PEM File

Introduction#

I am using IDE: PyCharm 2023.3.5 (Professional Edition). This takes care of the Python installation and virtual environment. In this article, we will create a Ansible playbook to create a PEM file on your local machine.

Creating the PEM File#

1. Create a folder for the experiments. Go into that folder
2. Create hosts file with:

[local]
localhost

3. Create a file called create_key_pair.yml with the following content:

---
- hosts: local
  connection: local
  gather_facts: no
  tasks:
    - name: Create a new EC2 key
      ec2_key:
        name: ansible-ec2-key
        region: us-east-1
      register: ec2_key_result

    - name: Save private key
      copy:
        content: "{{ ec2_key_result.key.private_key }}"
        dest: "./rails-server.pem"
        mode: '0600'
      when: ec2_key_result.changed

4. Install the Ansible collection for AWS.

ansible-galaxy collection install amazon.aws

5. Run the playbook:

ansible-playbook -i hosts create_key_pair.yml

Explanation of the Playbook#

The playbook runs on the local machine. It creates a new PEM file using ec2_key Ansible module. The result of the operation is stored in the variable ec2_key_result. The private key is stored in the file rails-server.pem.

The copy module saves the private key in the local machine as rails-server.pem. The mode is set to 0600. This means that the file is only readable and writable by the owner. This is a security best practice for SSH private keys. This task is only executed if the key pair was successfully created. This is the when: ec2_key_result.changed condition.

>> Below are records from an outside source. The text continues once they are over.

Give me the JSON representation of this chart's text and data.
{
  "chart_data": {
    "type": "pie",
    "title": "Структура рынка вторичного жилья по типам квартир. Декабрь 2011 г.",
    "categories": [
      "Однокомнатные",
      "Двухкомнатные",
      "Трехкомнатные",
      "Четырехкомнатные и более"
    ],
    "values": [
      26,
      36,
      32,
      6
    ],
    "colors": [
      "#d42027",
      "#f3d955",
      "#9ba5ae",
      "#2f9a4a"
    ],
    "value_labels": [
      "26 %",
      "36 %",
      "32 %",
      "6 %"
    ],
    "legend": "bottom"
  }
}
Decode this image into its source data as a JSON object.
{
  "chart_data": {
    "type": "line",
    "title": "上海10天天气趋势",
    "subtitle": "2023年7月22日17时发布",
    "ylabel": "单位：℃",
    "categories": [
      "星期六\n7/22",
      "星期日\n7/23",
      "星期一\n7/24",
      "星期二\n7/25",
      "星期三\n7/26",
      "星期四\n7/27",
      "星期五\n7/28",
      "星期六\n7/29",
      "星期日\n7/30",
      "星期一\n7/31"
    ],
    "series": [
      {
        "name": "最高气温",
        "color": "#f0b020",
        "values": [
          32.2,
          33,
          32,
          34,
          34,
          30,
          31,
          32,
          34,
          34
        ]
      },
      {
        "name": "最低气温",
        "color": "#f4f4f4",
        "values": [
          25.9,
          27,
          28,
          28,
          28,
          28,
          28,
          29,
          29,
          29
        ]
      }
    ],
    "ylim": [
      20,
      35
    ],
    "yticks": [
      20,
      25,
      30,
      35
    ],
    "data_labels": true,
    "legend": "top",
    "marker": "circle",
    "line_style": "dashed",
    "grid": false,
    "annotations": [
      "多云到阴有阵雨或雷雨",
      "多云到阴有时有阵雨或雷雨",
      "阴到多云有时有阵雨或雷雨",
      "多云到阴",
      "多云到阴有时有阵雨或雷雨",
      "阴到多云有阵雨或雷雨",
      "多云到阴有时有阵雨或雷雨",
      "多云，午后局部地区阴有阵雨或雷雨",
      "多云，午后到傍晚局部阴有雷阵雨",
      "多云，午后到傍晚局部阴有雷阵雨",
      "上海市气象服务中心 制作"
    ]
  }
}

The hosts: local means it will execute on the local machine where ansible playbook is run. The connection: local means the task will run on the local machine. The gather_facts: no means it will not collect any facts. This will speed up execution. The tasks: section contains the tasks that will be executed.

Verify the Result#

Verify the PEM file on your local machine:

head -n 5 rails-server.pem

Associate the PEM file to the EC2 instance. The boto3 Python SDK code example creates a key pair and associates the key pair to the EC2 instance it creates.

If you don’t see the PEM file in the AWS secrets manager, make sure you are looking at the right AWS account:

aws sts get-caller-identity

If you have multiple AWS accounts, you can check which account has the secrets.

Troubleshooting Issues#

SSL Problem#

$ ansible-galaxy collection install amazon.aws
Starting galaxy collection install process
Process install dependency map
[WARNING]: Skipping Galaxy server https://galaxy.ansible.com. Got an unexpected error when getting available versions of collection amazon.aws: Unknown error when
attempting to call Galaxy at 'https://galaxy.ansible.com/api/': <urlopen error [SSL: CERTIFICATE_VERIFY_FAILED] certificate verify failed: unable to get local issuer
certificate (_ssl.c:1000)>. <urlopen error [SSL: CERTIFICATE_VERIFY_FAILED] certificate verify failed: unable to get local issuer certificate (_ssl.c:1000)>
ERROR! Unknown error when attempting to call Galaxy at 'https://galaxy.ansible.com/api/': <urlopen error [SSL: CERTIFICATE_VERIFY_FAILED] certificate verify failed: unable to get local issuer certificate (_ssl.c:1000)>. <urlopen error [SSL: CERTIFICATE_VERIFY_FAILED] certificate verify failed: unable to get local issuer certificate (_ssl.c:1000)>

To fix this issue, run the following commands:

/Users/bparanj/.pyenv/shims/python -m certifi

/Users/bparanj/.pyenv/shims/python/Install Certificates.command

export SSL_CERT_FILE=$(python -m certifi)

Next Action Items#

• Store the generated PEM file in AWS Secrets Manager. Modify the hive project code.